The other three wines would have done the same, but they are perpetual reserves with 2020 being the most recent addition. And 2020 has a problem.
It’s definitely not unique to Cédric Moussé. In fact it is ubiquitous across Champagne, and this is – to say the least – distressing. It is an aroma and flavor somewhat like the 2015s, which is to say a grassy flavor not intrinsically irritating but simply alien to Champagne. What’s more worrisome is a suggestion of the nasty vegetal scents and flavors of the truly appalling 2011. It is not that extreme, and ladybugs weren’t the culprit. The nature of the culprit is “being considered,” and several hypotheses have been advanced.
Given that the issue is starkest with Moussé’s Rosé, that could point us to the skins as a cause. One taster whom I respect likens the characteristic to peanut shells, and agrees there is also an unripe note. A plausible explanation is offered, having to do with off-elements from the stems, and this taster wonders whether the same thing could explain the strange phenolics of many German and Austrian wines in the same vintage. That’s more of a stretch, though it is intriguing. But returning to Champagne, I wasn’t there (nor were many other people) in early 2021 to taste the Vins Claires, and I don’t know whether these would have forecasted the eventual off-notes. My guess is, they would have, but we’ll never know.

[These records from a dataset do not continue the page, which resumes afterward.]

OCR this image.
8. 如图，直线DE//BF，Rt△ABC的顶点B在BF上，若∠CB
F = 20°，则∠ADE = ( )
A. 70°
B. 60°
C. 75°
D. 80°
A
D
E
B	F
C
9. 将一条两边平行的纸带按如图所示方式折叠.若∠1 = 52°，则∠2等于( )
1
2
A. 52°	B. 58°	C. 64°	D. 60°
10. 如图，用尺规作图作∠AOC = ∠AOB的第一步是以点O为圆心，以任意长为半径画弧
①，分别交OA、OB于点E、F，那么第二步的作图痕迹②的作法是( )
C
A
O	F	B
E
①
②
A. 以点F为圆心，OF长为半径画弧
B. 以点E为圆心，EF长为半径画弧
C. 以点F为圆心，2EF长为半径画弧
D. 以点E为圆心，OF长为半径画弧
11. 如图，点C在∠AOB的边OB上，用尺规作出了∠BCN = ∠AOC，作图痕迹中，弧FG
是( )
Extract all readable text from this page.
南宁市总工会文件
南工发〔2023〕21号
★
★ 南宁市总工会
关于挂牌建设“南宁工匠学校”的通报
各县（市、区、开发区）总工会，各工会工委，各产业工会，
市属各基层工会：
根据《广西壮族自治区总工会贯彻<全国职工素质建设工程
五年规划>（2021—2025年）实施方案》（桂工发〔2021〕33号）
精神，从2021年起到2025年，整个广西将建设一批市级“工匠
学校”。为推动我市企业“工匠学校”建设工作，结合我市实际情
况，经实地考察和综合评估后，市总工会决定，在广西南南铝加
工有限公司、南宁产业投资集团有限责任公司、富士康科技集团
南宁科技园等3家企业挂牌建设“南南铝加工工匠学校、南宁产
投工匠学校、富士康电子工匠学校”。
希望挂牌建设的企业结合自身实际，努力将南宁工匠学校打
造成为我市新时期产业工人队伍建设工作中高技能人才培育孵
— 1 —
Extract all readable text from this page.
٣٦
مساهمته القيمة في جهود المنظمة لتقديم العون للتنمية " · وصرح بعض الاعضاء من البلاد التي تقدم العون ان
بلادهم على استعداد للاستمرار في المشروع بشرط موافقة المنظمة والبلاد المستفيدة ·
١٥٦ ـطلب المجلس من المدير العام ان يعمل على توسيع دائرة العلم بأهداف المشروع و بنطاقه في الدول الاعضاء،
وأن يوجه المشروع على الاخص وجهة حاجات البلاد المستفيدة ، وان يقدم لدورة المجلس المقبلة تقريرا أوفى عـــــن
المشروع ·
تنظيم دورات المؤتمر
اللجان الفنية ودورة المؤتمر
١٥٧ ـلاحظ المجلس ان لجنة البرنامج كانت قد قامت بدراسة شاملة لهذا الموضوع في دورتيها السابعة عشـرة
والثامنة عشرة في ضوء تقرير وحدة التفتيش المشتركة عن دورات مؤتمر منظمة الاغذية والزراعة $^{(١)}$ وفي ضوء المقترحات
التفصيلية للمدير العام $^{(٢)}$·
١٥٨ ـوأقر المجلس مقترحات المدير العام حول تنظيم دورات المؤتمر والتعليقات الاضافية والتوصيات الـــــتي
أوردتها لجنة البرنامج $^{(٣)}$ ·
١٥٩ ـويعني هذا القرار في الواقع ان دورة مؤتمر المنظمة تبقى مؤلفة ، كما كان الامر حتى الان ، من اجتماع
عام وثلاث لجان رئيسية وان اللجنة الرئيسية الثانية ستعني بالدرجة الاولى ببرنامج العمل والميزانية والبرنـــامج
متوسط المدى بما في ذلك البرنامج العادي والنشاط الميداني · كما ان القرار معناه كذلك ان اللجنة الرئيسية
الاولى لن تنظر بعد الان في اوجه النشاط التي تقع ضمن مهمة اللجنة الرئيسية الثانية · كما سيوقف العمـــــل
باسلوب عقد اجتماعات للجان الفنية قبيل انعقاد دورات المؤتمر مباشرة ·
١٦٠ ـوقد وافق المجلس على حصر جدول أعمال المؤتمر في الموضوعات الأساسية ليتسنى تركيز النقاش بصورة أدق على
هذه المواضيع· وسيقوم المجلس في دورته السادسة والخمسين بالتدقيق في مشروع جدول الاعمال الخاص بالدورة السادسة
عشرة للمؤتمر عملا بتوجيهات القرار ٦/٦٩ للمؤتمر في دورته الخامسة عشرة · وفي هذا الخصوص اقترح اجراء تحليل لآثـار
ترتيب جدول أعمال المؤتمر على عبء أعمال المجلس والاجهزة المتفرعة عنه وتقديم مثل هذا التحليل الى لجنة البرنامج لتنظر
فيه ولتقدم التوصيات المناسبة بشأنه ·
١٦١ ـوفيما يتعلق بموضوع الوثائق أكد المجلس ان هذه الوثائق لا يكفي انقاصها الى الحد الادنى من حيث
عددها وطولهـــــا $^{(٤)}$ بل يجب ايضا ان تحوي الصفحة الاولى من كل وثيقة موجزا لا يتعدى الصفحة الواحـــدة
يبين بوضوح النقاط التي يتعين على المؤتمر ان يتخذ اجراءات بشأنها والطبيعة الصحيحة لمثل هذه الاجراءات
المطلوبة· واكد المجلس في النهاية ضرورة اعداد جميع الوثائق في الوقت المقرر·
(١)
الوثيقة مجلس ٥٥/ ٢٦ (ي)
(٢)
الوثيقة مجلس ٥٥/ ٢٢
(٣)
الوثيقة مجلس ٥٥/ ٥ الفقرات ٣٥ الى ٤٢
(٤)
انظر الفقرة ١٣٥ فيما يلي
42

However this worrying bit of business is eventually explained, if it ever is, what’s clear now is that 2020 announces itself with noise and clamor, and not in a good way. In a normal vintage – even in a vintage we’d describe as “small” or “minor” – these three wines of Cédric’s would have maintained the arresting quality level of the four others. This is clear from the basic material, and from its overall clarity and expressiveness. It will be one of many instances where outstanding material was played false by circumstances beyond the maker’s control.
Or was it? I accept that explanation for the issues with 2005 and with 2011. It’s less persuasive with 2015, and it’s a huge question mark with ’20. Only some producers will acknowledge it now, while the Champagnes are in the market. I sympathize with their reluctance, more now than when I needed to concoct any remotely plausible spin to try to sell the wines. At times this was simply impossible, and at least one producer has never forgiven me for not offering a wine I knew was below his standards. (It’s eighteen years later and he still rubs my nose in it!)
I emphasize this isn’t about good versus ordinary vintages. Those we accept gladly, as the rational consequence of wines’ roots in agriculture. These four vintages are erroneous in a fundamental way, and the fact there have been four of them in the last eighteen years should be cause for alarm, in my view. It should also prompt us to challenge the whole perpetual reserve concept, which as I see it, only works if doubtful vintages are left out of the cuvée. I know of no producer who does this.
But let’s return to the good news. Last year I wrote that Moussé was flying at cruise-control, but this year he has broken the sound barrier. And he has achieved it with Champagnes at or near zero dosage, which he seems to understand as few others do.